Comment avez-vous travaillé avec ce casting mêlant Juliette Binoche et des non-professionnels ?
Au début du projet, j’ai accepté seulement à cette condition. Juliette a accepté, les producteurs aussi. Nous avons eu la chance d’avoir plus d’une année entre la fin de l’écriture du scénario et le tournage. Il y a eu trois ou quatre mois de casting avec énormément d’essais, puis pendant six mois, nous avons travaillé en atelier trois ou quatre fois par mois. Des journées de jeu, d’improvisations, qui étaient surtout une manière d’être ensemble, d’apprendre à se connaître, de devenir une sorte de compagnie théâtrale. Lentement, ces gens qui étaient très loin du monde des acteurs et même de l’idée de jouer, se sont familiarisés avec le processus et les uns avec les autres. Juliette est arrivée au dernier moment, les autres l’attendaient avec méfiance en se demandant comment serait la grande star. Je ne savais pas non plus comment cela se passerait car même si Juliette est une actrice formidable, cela ne suffit pas pour faire cela. Ce qui s’est produit, ce qui est à mon avis la clé du film, en tous cas ce qui fonctionne très bien dans le film, c’est cette alchimie qui est née entre eux et Juliette. Ceci grâce à Juliette car elle était incroyablement humble, simple, gentille, et elle les dirigeait en même temps qu’elle jouait avec eux : ils se sentaient de plus en plus confiants et heureux de jouer. Je ne me considère pas comme un grand cinéaste, mais là, il y avait une super histoire et un dispositif créatif qui pouvait être intéressant.

Vos livres ont souvent abordé la question du double ou des gens qui prétendent être ce qu’ils ne sont pas, comme dans L’adversaire par exemple. Cela a-t-il joué un rôle dans l’écriture du personnage interprété par Juliette Binoche ?

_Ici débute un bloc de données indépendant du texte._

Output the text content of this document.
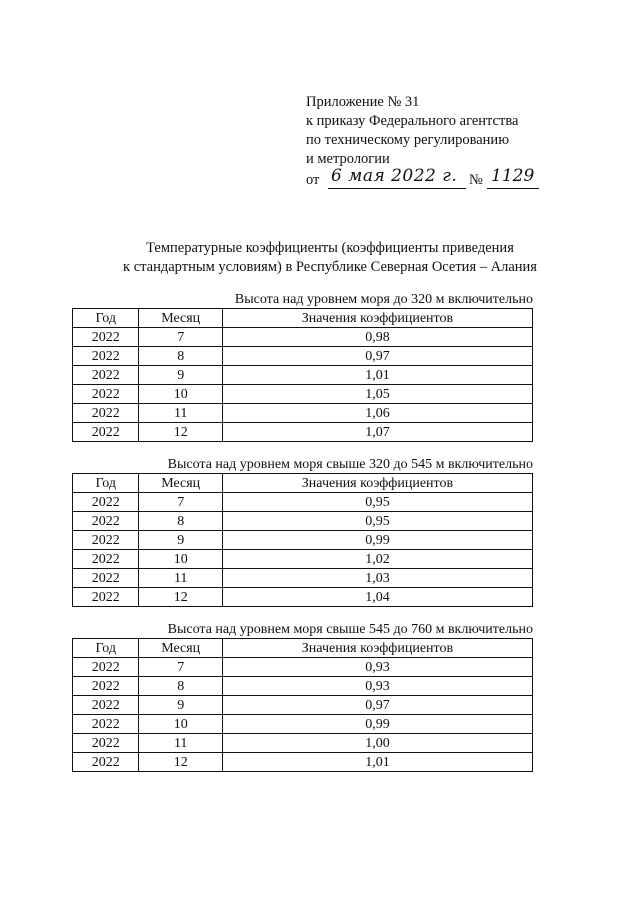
Приложение № 31
к приказу Федерального агентства
по техническому регулированию
и метрологии
от 6 мая 2022 г. № 1129
Температурные коэффициенты (коэффициенты приведения
к стандартным условиям) в Республике Северная Осетия – Алания
Высота над уровнем моря до 320 м включительно
Год	Месяц	Значения коэффициентов
2022	7	0,98
2022	8	0,97
2022	9	1,01
2022	10	1,05
2022	11	1,06
2022	12	1,07
Высота над уровнем моря свыше 320 до 545 м включительно
Год	Месяц	Значения коэффициентов
2022	7	0,95
2022	8	0,95
2022	9	0,99
2022	10	1,02
2022	11	1,03
2022	12	1,04
Высота над уровнем моря свыше 545 до 760 м включительно
Год	Месяц	Значения коэффициентов
2022	7	0,93
2022	8	0,93
2022	9	0,97
2022	10	0,99
2022	11	1,00
2022	12	1,01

En un sens, oui. Il y a dans le film le côté social, mais aussi un élément hitchcockien, qui n’était absolument pas dans le livre et qui constitue la base dramatique du film. Quand quelqu’un est infiltré dans un groupe en prétendant être l’un d’entre eux, même avec les meilleures intentions, la question se pose inévitablement : quand sera-t-elle démasquée. C’était impossible de ne pas utiliser ce ressort dramatique. Toute l’histoire de l’amitié entre Marianne et Christèle n’est pas non plus dans le livre qui est une chronique sociale. Florence Aubenas affirme avec force qu’elle est simplement une journaliste : le livre ne regarde jamais dans sa direction car elle pense que regarder et décrire sont plus importants qu’elle-même, et comme elle est une journaliste très expérimentée, elle est consciente de ce danger, donc elle s’autorise les bonnes relations, le compagnonnage, mais pas l’intimité. Dans le film, le personnage n’est pas non plus journaliste mais écrivain : c’était une manière de le rapprocher de moi et aussi ma manière d’aborder la partie de captation documentaire du film. Car dans le documentaire, je pense qu’il y a deux écoles : ou l’on fait exactement comme si l’observateur n’était pas là, ou l’on considère que l’interaction entre l’observateur et ce qu’il filme fait partie du processus. C’est le célèbre théorème d’Heisenberg : observer le phénomène change le phénomène, et le film explore cela.